Thursday, July 22, 2010

16 Key Points About Sports Injuries

Yesterday, I attended a Sports Injury seminar sponsored by PESI Healthcare. It was given by Justin Stanek, Ed. D., ATC who is from the Midwest working predominately with youth athletes. I was the only personal trainer in attendance. Of the 45 attendees, a majority were physical therapists and a few nurses. Here are some bullet points that I took away from the presentation, along with some observations:

1.) Of any assessment performed, the client HISTORY is the most important. Knowing the background of a client is essential when mapping out a process to get them where they need to go. For trainers, I came up with some important things to know about a client before starting with them:
- have they worked out before?
- have they worked with a trainer before?
- what types of movements or activities elicit your pain? (if they express pain history)
- what has prevented them from achieving the goals in the past?
- what types of activities or exercises do they like and dislike?

Each question serves a purpose. It gives you, as the trainer, an idea of what type of individual you are working with and what their "success rate" will be.

2.) A systematic evaluation of the kinetic chain still rules. If you don't know your anatomy, you will not get through this.

3.) Concussions can be suffered anywhere. Don't think they are limited to only a football field or court. With the popularity of high intense workouts, if a client faints and their head hits the pavement, weight tree, or bench---you need to know the signs of a concussion..)

4.) Tight hip flexors are still the root of many lumbo-pelvic problems. As society continues to become seated-dominate, the need for a corrective flexibility program is paramount.

5.) With both spondylolysis and spondylolisthesis, a core strengthening and stabilization program is in order.

6.) F.A.B.E.R. (Flexion, Abduction, External Rotation) is a test that may identify sacroiliac joint dysfunction. It is really easy to administer and can tell you if your client will be subject to lower back stress.

7.) "Muscle guarding" is real. Most clients that are tight in certain areas or have surgically repaired sites will "guard" against certain movements--especially during passive stretching. I experience this alot with new clients when we stretch for the first  time. It is part a protective mechanism and part a trust issue.

8.) The pirifomis muscle is a bitch. When a new client approaches you with "sciatica" issues; start with the piriformis muscle and go from there.

9.) The physical therapy world is  alot like the personal training industry. There are some good ones and some bad ones. There are some that attend continuing education to simply get the credits and they don't "soak" any of the material. They live on an island onto themselves. This reminds me of some trainers that don't like to think outside the box and learn new concepts.

10.) Alot of talk on tendonitis and tenosynoitis and not much mention of tendonosis (degeneration of the tendon). What most people don't understand is by the time they actually see the doctor for treatment, the injury has moved into the 'tendonosis' phase. However, most doctors still diagnose injuries as tendonitis (which usually occurs for about 24-72 hours after the event).

11.) While stretching a client, watching the facial expressions is a better sign of tolerance levels, than asking them. Learn to watch for wincing, grimacing, and face changes.

12.) The painful arch usually associated with subacromial impingement is typically painless between 120-180 degrees and 0-45 degrees. Why? Scapular rotation is the main culprit.

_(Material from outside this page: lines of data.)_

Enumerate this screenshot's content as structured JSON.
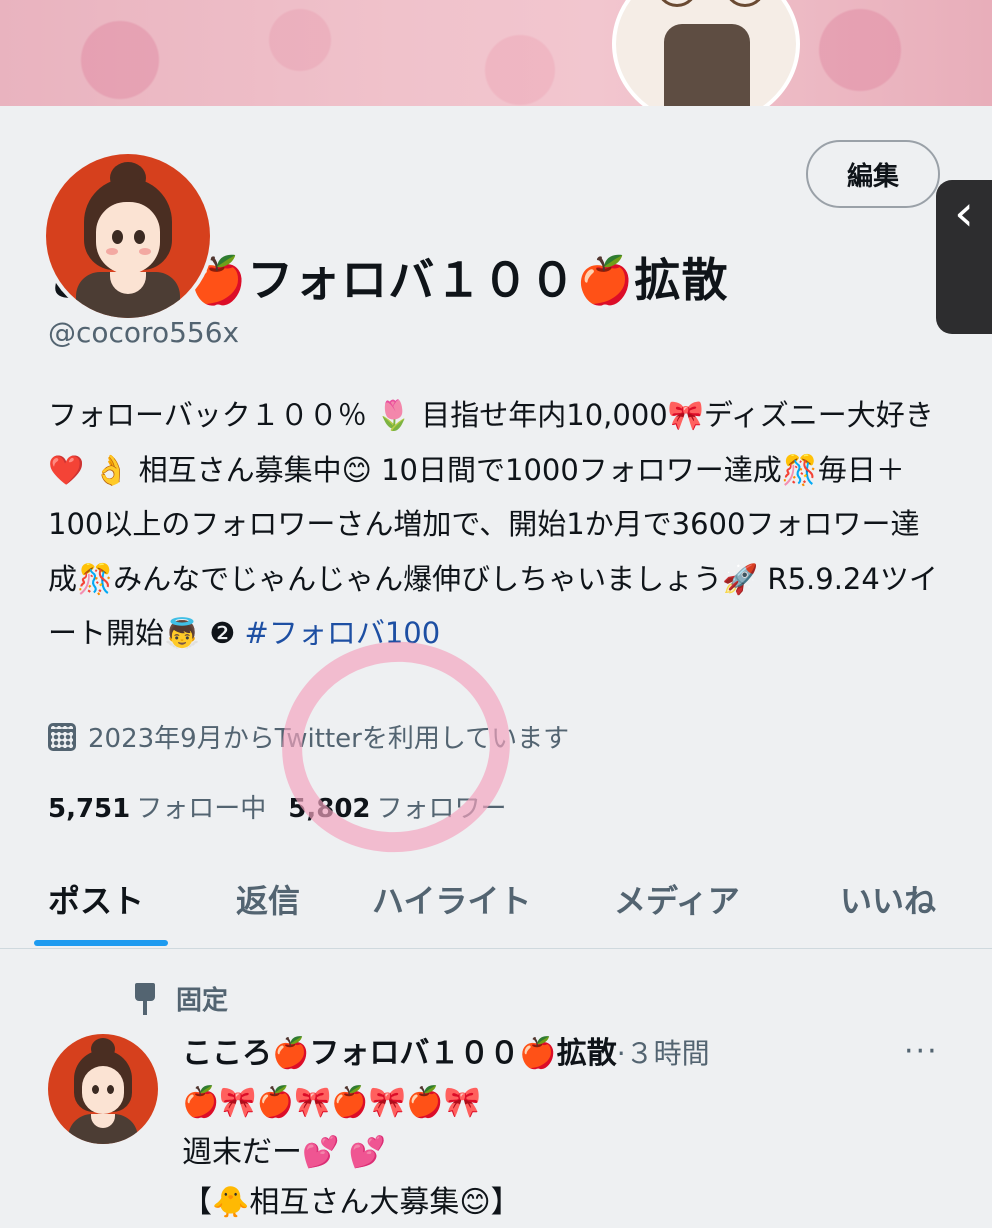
{
  "profile": {
    "display_name": "こころ🍎フォロバ１００🍎拡散",
    "handle": "@cocoro556x",
    "bio": "フォローバック１００％ 🌷 目指せ年内10,000🎀ディズニー大好き❤️ 👌 相互さん募集中😊 10日間で1000フォロワー達成🎊毎日＋100以上のフォロワーさん増加で、開始1か月で3600フォロワー達成🎊みんなでじゃんじゃん爆伸びしちゃいましょう🚀 R5.9.24ツイート開始👼 ❷ ",
    "bio_hashtag": "#フォロバ100",
    "joined": "2023年9月からTwitterを利用しています",
    "following_count": "5,751",
    "following_label": "フォロー中",
    "followers_count": "5,802",
    "followers_label": "フォロワー",
    "edit_label": "編集"
  },
  "tabs": [
    "ポスト",
    "返信",
    "ハイライト",
    "メディア",
    "いいね"
  ],
  "active_tab": "ポスト",
  "pinned_post": {
    "pinned_label": "固定",
    "author": "こころ🍎フォロバ１００🍎拡散",
    "time": "·３時間",
    "more": "···",
    "text": "🍎🎀🍎🎀🍎🎀🍎🎀\n週末だー💕 💕\n【🐥相互さん大募集😊】"
  },
  "icons": {
    "side_handle": "chevron-left-icon",
    "calendar": "calendar-icon",
    "pin": "pin-icon",
    "more": "more-horizontal-icon"
  },
  "colors": {
    "accent": "#1d9bf0",
    "avatar_bg": "#d6401d",
    "hashtag": "#1d4fa3",
    "annotation_circle": "#f3a4be"
  }
}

The painless zones are attributed more to glenoohumeral ROM. Its when you get into the scapular plane that pain is present. All the more reason to address scapular stability. That means serratus anterior and low trapezius work. 

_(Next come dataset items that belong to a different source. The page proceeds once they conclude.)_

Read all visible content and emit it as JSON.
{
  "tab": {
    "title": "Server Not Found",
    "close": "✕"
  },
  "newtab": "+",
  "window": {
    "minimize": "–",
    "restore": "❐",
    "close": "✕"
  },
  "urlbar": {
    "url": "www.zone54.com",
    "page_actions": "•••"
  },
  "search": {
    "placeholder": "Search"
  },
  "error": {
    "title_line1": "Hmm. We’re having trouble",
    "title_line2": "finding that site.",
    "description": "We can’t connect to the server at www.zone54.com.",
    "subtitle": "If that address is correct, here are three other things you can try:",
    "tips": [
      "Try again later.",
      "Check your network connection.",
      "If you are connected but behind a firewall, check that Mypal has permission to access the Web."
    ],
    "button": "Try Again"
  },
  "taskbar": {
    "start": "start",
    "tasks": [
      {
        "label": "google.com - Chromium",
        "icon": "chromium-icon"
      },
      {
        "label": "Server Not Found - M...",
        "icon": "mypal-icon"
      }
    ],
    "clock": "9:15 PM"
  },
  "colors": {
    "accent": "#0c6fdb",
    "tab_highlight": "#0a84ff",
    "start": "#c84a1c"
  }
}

13.) Many people that sit at computers all day suffer from thoracic outlet syndrome and don't even know it. Why? They dismiss hand numbness as "no big deal" because it comes and goes.

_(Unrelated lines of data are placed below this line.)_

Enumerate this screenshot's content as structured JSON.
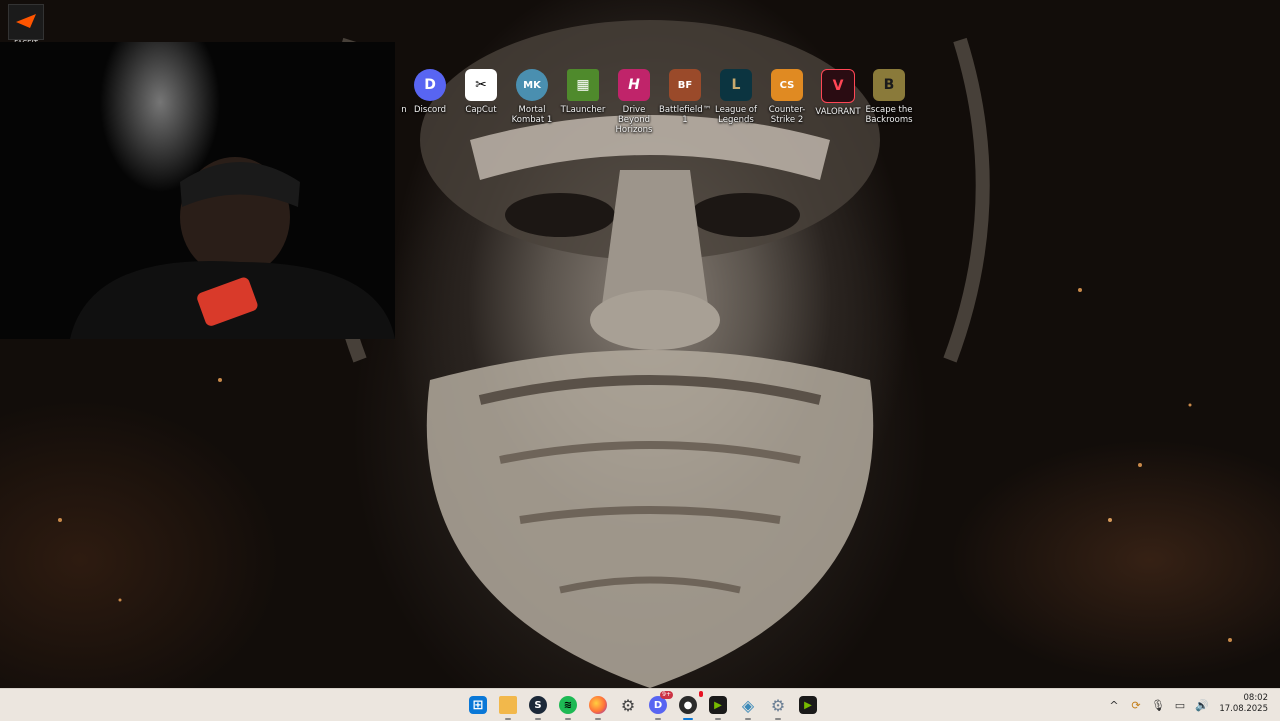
{
  "corner_app": {
    "icon": "faceit-icon",
    "label": "FACEIT"
  },
  "desktop_icons": [
    {
      "label": "n",
      "icon": "app-icon",
      "color": "#444444",
      "glyph": ""
    },
    {
      "label": "Discord",
      "icon": "discord-icon",
      "color": "#5865F2",
      "glyph": "D"
    },
    {
      "label": "CapCut",
      "icon": "capcut-icon",
      "color": "#ffffff",
      "glyph": "✂"
    },
    {
      "label": "Mortal Kombat 1",
      "icon": "mortal-kombat-icon",
      "color": "#4a8fb0",
      "glyph": "MK"
    },
    {
      "label": "TLauncher",
      "icon": "tlauncher-icon",
      "color": "#4f8a2c",
      "glyph": "▦"
    },
    {
      "label": "Drive Beyond Horizons",
      "icon": "drive-beyond-horizons-icon",
      "color": "#c0246a",
      "glyph": "H"
    },
    {
      "label": "Battlefield™ 1",
      "icon": "battlefield-icon",
      "color": "#9a4a2a",
      "glyph": "BF"
    },
    {
      "label": "League of Legends",
      "icon": "league-of-legends-icon",
      "color": "#0b3440",
      "glyph": "L"
    },
    {
      "label": "Counter-Strike 2",
      "icon": "counter-strike-icon",
      "color": "#e08a22",
      "glyph": "CS"
    },
    {
      "label": "VALORANT",
      "icon": "valorant-icon",
      "color": "#2a0c12",
      "glyph": "V"
    },
    {
      "label": "Escape the Backrooms",
      "icon": "escape-backrooms-icon",
      "color": "#8a7a3a",
      "glyph": "B"
    }
  ],
  "taskbar": {
    "apps": [
      {
        "name": "start",
        "icon": "windows-start-icon",
        "color": "#0a78d7",
        "glyph": "⊞",
        "running": false,
        "badge": ""
      },
      {
        "name": "file-explorer",
        "icon": "folder-icon",
        "color": "#f2b84b",
        "glyph": "",
        "running": true,
        "badge": ""
      },
      {
        "name": "steam",
        "icon": "steam-icon",
        "color": "#1b2838",
        "glyph": "S",
        "running": true,
        "badge": ""
      },
      {
        "name": "spotify",
        "icon": "spotify-icon",
        "color": "#1db954",
        "glyph": "≋",
        "running": true,
        "badge": ""
      },
      {
        "name": "firefox",
        "icon": "firefox-icon",
        "color": "#ff7139",
        "glyph": "",
        "running": true,
        "badge": ""
      },
      {
        "name": "settings",
        "icon": "gear-icon",
        "color": "#5a5a5a",
        "glyph": "⚙",
        "running": false,
        "badge": ""
      },
      {
        "name": "discord",
        "icon": "discord-icon",
        "color": "#5865F2",
        "glyph": "D",
        "running": true,
        "badge": "9+"
      },
      {
        "name": "obs",
        "icon": "obs-icon",
        "color": "#2b2b2b",
        "glyph": "●",
        "running": true,
        "badge": ""
      },
      {
        "name": "nvidia",
        "icon": "nvidia-icon",
        "color": "#1a1a1a",
        "glyph": "▶",
        "running": true,
        "badge": ""
      },
      {
        "name": "network-app",
        "icon": "network-app-icon",
        "color": "#3b89b8",
        "glyph": "◈",
        "running": true,
        "badge": ""
      },
      {
        "name": "settings-2",
        "icon": "gear-icon",
        "color": "#6b7f95",
        "glyph": "⚙",
        "running": true,
        "badge": ""
      },
      {
        "name": "nvidia-2",
        "icon": "nvidia-icon",
        "color": "#1a1a1a",
        "glyph": "▶",
        "running": false,
        "badge": ""
      }
    ],
    "tray": [
      {
        "icon": "chevron-up-icon",
        "glyph": "^"
      },
      {
        "icon": "sync-icon",
        "glyph": "⟳"
      },
      {
        "icon": "microphone-icon",
        "glyph": "🎙"
      },
      {
        "icon": "display-icon",
        "glyph": "▭"
      },
      {
        "icon": "volume-icon",
        "glyph": "🔊"
      }
    ],
    "time": "08:02",
    "date": "17.08.2025"
  }
}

14.) 1/3 of people can lead normal lives without an ACL; 1/3 can alter lives and be happy without ACL reconstruction; and 1/3 fall or give-way regularly and need ACL reconstruction surgery.

15.) With all the ACL talk in the room, no one mentioned glute medius work. When I spoke aloud about the work I do on the GM to my female clients,  the room was astonished. Really??

16.) Its amazing how chronic pains disappear once someone loses excess weight.